SK: The Isa piece? Yeah, I think three or four years ago, there was a big Genzken wave again. I always found her battle with mental illness inspiring. She is also my daughter’s favourite artist. – she loved Iza when she was like, six or seven, you know.
This is something that’s always interested me to install, the mannequin. And doll’s houses. I think we are all children, and when you grow up, you just become a mannequin.
The artist Bruno Pelassy also inspired me. He uses a lot of brittle hair or used fur. There is something so tragic in it, but funny at the same time. Someone recently described the colour in my works as moth colours. I think that was so apt – I would call them muddy pastels.
LET: The moth comparison makes sense. Your colours and brushwork remind me of when you crush a moth underhand. When I was younger I would try and catch them, but they are so fragile; if you hold them in your hand, the dust that comes off is this dark, muddy colour. If you smudged that on paper, you’d achieve the colour of your painted works.
SK: The softness is an echo of my brushwork. I know when I paint well, it’s very soft and suffocating, almost. I like the description because, you know, the moth goes to the light. Insects just follow their id — so that kind of experimenting with the id is what I’m trying to do.
LET: ret rie vers was all-encompassing as an exhibition. To be in it felt like being swallowed, immersed in someone else’s person — your personhood.

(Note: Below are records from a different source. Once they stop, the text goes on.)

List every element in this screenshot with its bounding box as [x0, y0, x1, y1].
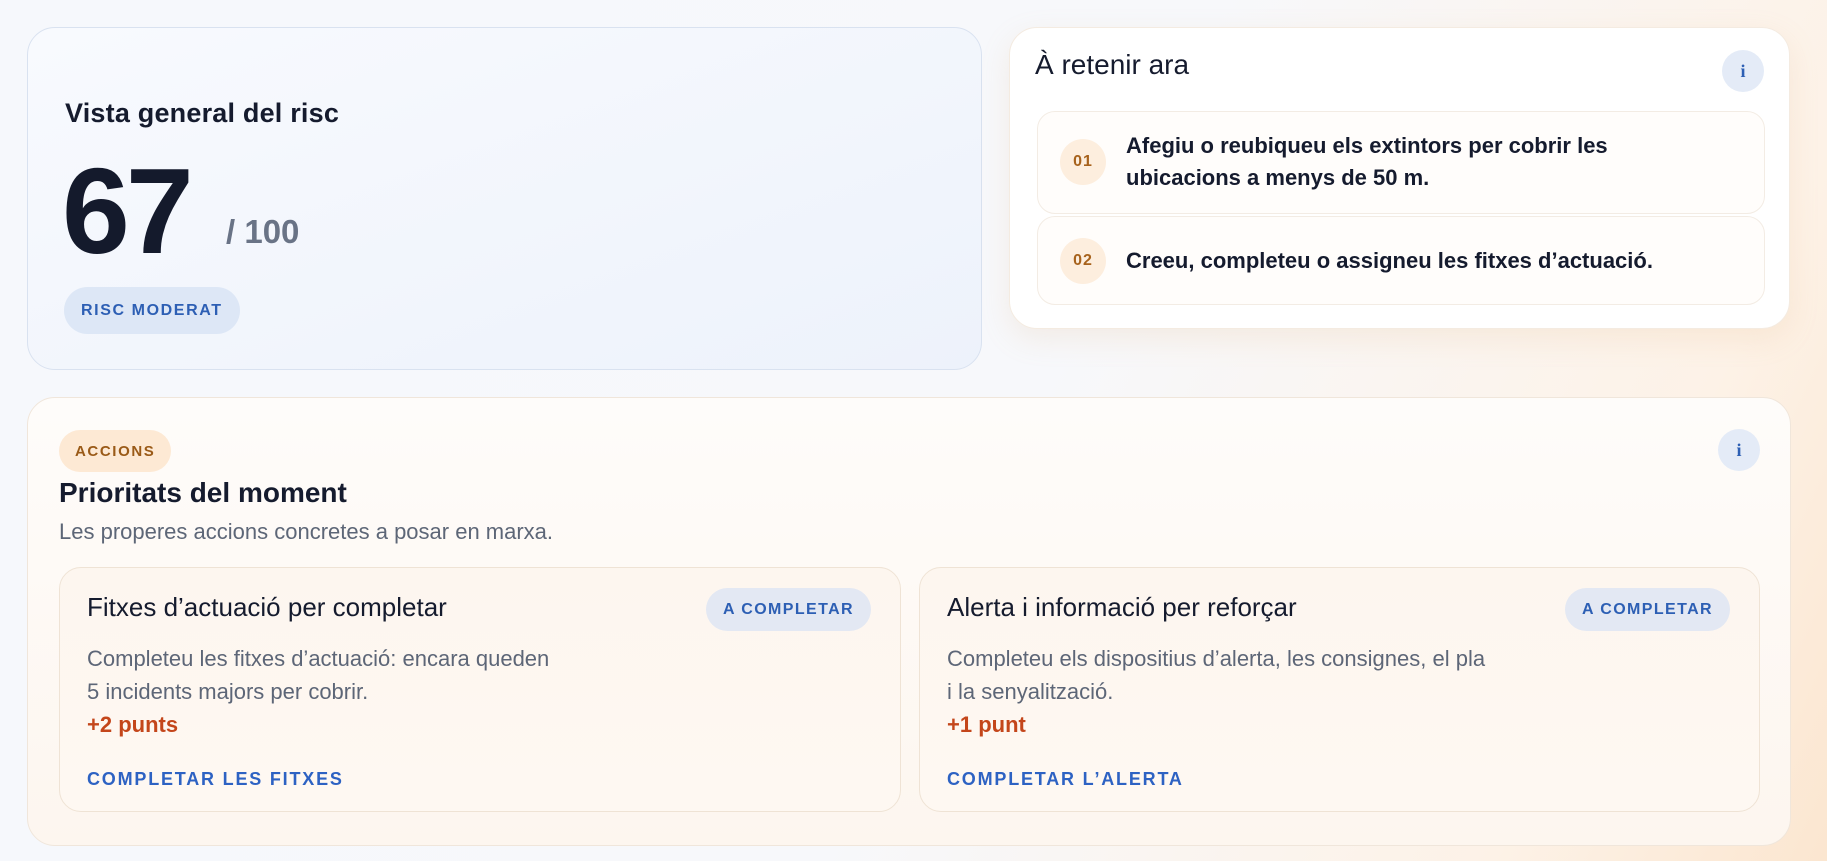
action-card-fitxes: Fitxes d’actuació per completar A COMPLE…	[59, 567, 901, 812]
takeaway-text: Creeu, completeu o assigneu les fitxes d…	[1126, 248, 1653, 273]
action-card-title: Fitxes d’actuació per completar	[87, 592, 447, 622]
risk-overview-title: Vista general del risc	[65, 98, 340, 128]
info-icon[interactable]: i	[1722, 50, 1764, 92]
actions-card: ACCIONS i Prioritats del moment Les prop…	[27, 397, 1791, 846]
description-line: i la senyalització.	[947, 679, 1114, 704]
takeaway-text: Afegiu o reubiqueu els extintors per cob…	[1126, 133, 1608, 190]
description-line: Completeu els dispositius d’alerta, les …	[947, 646, 1486, 671]
complete-alerta-link[interactable]: COMPLETAR L’ALERTA	[947, 769, 1184, 790]
action-card-description: Completeu els dispositius d’alerta, les …	[947, 642, 1507, 708]
page: Vista general del risc 67 / 100 RISC MOD…	[0, 0, 1827, 861]
action-card-description: Completeu les fitxes d’actuació: encara …	[87, 642, 647, 708]
action-card-points: +2 punts	[87, 712, 179, 737]
status-badge: A COMPLETAR	[706, 588, 871, 631]
takeaway-item: 01 Afegiu o reubiqueu els extintors per …	[1037, 111, 1765, 214]
risk-score-max: / 100	[226, 213, 300, 250]
takeaway-item: 02 Creeu, completeu o assigneu les fitxe…	[1037, 216, 1765, 305]
risk-score: 67	[62, 143, 194, 279]
complete-fitxes-link[interactable]: COMPLETAR LES FITXES	[87, 769, 344, 790]
actions-subtitle: Les properes accions concretes a posar e…	[59, 519, 554, 544]
takeaway-number: 02	[1060, 238, 1106, 284]
description-line: 5 incidents majors per cobrir.	[87, 679, 369, 704]
action-card-points: +1 punt	[947, 712, 1026, 737]
description-line: Completeu les fitxes d’actuació: encara …	[87, 646, 550, 671]
takeaway-number: 01	[1060, 139, 1106, 185]
actions-section-badge: ACCIONS	[59, 430, 172, 472]
action-card-title: Alerta i informació per reforçar	[947, 592, 1297, 622]
takeaways-card: À retenir ara i 01 Afegiu o reubiqueu el…	[1009, 27, 1790, 329]
action-card-alerta: Alerta i informació per reforçar A COMPL…	[919, 567, 1760, 812]
status-badge: A COMPLETAR	[1565, 588, 1730, 631]
takeaways-title: À retenir ara	[1035, 49, 1190, 80]
risk-level-badge: RISC MODERAT	[64, 287, 240, 334]
risk-overview-card: Vista general del risc 67 / 100 RISC MOD…	[27, 27, 982, 370]
actions-title: Prioritats del moment	[59, 477, 347, 508]
info-icon[interactable]: i	[1718, 429, 1760, 471]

SK: I wouldn’t call myself an installation artist. I make these rooms out of my love for the work. Everyone does installs now, even museum directors. You don’t have to study to be an artist, in my view, but when you’re busy cutting through the fabric of society, and then you come up with an installation, it’s scary. It’s similar to the feeling you have when looking at AI creating images, right?
LET: What do you mean by an install? As in, the antithesis of the white cube? Do you think that’s what will come to dominate curatorial practice next?
SK: It’s what the art world is fighting right now, what comes after the white cube space? Oftentimes, it is these vintage, lived-through urban spaces. I like it until it becomes a formula. I am trying to become less and less elaborate in my installations, so it’s almost found, but not like found on Etsy. For example, Tolia Astakhishvili is fighting similar demons; she’s a genius who creates spaces with her friends, like The First Finger (Chapter II) in Berlin. Actually, every artist I know who matters is fighting similar demons at the moment.
The white cube solved some things, but whatever comes out of this new wave will shape curation for the next forty years, if not longer. Artists are an endangered species. Somehow, they create the capitalistic thing, but they are also the first victim.